In Montréal-Est, where the vacancy rate for industrial space is below two per cent, RoseFellow will spend $38 million, including the land purchase, to develop an industrial project on 510,253 square feet of vacant land at the corner of Marien Avenue and Highway 40.

RoseFellow purchased the land, which is not far from the Port of Montreal, from two numbered companies for $8.811 million.

Plans call for the construction of two 120,000-square-foot buildings with 32-feet clearance, about 10 per cent office space and communal loading facilities. Construction of the first building would begin in May 2021.

While the intent is to build two buildings, “if we do have a request for a 300,000-square-foot tenant, we will alter that plan and build with one phase, one building,” Jager says.

He predicts there will be a rebirth of new development in the area, given Government of Quebec and City of Montreal plans to invest $100 million to decontaminate and enhance industrial areas in the city’s east end.

The RoseFellow site is free of contamination.

Casselman site between Ottawa, Montreal

In Casselman, RoseFellow and JV partner Bertone – which owns the vacant 931,395-square-foot site off Highway 417 and St-Albert Road – plan to invest $60 million to build either a 560,000-square-foot distribution centre or three 130,000-square-foot buildings for multiple tenants. Construction is scheduled to start in the spring or summer of 2021.

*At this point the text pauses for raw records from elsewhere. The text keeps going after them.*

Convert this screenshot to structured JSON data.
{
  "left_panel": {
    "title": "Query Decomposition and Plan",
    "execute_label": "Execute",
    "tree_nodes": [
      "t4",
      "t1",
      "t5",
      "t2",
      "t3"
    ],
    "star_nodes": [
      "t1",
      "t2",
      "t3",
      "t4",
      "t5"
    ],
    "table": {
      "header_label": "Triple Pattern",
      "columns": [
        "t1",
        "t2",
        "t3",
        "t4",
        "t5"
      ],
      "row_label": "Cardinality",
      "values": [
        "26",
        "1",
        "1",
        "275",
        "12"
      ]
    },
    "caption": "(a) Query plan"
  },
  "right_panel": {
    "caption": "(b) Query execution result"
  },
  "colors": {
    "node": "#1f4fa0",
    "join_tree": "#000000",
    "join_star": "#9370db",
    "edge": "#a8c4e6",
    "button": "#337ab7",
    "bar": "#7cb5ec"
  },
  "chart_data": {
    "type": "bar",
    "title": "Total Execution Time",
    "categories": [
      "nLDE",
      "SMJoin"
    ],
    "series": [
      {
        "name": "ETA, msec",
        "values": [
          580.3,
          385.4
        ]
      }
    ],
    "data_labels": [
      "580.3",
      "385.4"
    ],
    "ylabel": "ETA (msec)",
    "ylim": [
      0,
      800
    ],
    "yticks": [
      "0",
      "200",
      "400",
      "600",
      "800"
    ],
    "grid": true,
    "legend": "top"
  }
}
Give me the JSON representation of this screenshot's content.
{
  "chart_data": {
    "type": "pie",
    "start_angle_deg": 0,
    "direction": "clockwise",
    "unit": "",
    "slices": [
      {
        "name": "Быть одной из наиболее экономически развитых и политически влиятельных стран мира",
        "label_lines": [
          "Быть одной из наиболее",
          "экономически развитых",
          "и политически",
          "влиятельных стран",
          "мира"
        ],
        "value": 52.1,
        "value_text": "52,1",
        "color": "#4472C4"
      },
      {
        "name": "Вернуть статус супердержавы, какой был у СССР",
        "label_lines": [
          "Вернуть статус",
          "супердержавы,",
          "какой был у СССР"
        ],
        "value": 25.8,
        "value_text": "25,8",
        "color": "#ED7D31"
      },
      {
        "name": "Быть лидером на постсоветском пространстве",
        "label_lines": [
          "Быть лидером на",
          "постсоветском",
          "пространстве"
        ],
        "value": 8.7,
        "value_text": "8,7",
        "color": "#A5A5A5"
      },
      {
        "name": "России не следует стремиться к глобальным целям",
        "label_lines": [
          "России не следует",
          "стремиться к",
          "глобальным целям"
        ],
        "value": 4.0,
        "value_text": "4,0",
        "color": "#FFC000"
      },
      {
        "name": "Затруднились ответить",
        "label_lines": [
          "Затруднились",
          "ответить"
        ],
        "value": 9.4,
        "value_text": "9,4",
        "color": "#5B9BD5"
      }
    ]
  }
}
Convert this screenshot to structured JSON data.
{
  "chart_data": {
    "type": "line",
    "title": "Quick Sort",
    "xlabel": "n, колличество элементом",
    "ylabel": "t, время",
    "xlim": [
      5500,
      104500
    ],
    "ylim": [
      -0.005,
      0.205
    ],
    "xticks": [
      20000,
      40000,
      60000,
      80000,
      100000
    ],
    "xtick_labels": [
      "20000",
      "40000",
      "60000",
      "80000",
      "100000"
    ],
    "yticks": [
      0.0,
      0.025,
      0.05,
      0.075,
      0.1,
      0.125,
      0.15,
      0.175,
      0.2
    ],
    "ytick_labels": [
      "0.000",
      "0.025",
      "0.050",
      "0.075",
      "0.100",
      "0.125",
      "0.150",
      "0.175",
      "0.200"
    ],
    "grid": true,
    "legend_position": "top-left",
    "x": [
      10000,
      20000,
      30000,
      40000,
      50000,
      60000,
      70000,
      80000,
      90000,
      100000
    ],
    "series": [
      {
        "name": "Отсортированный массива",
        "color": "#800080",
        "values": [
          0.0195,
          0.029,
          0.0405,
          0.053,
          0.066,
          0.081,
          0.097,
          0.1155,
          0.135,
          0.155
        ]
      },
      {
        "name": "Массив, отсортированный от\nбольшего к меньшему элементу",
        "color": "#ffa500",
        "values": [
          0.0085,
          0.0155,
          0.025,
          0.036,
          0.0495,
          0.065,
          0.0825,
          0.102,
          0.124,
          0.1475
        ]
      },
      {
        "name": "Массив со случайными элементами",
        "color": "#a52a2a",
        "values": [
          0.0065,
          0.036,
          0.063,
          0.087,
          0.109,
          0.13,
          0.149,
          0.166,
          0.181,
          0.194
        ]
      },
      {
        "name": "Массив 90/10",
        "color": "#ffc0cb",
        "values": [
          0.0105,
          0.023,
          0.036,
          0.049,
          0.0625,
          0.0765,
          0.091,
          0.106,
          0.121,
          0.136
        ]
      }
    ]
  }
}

Casselman, about 55 kilometres from downtown Ottawa, is off the main highway linking the nation’s capital and Montreal. The area between the two cities is in high demand from all types of industrial users, Tsoumas says.

“There’s a significant interest and demand from clients who are not interested or looking to build in the province (of Quebec) but want to stay close to the ‘invisible border’ (between Quebec and Ontario),” Jager says.

“We’ve received requests from e-commerce-type clients who have asked us if we have properties in Ontario, so we started our search and created the JV with the Bertone Group.”

Buildings at all three sites will have a similar concrete look RoseFellow plans to use for all of its future industrial projects.

“You’ll be able to notice what is a RoseFellow building. It’s something we’ve spent a lot of time working on,” Jager says.

RoseFellow’s other projects

Meanwhile, RoseFellow plans to begin construction at the end of August of its first project, the $90-million Le 111, an 11-storey, 270-unit luxury multiresidential building in the Montreal borough of Saint-Laurent.

RoseFellow plans to increase its multires portfolio to a few thousand units over the next five years.

In addition, an office redevelopment project in the Mile-End area of Montreal should be announced in a few months, Jager says.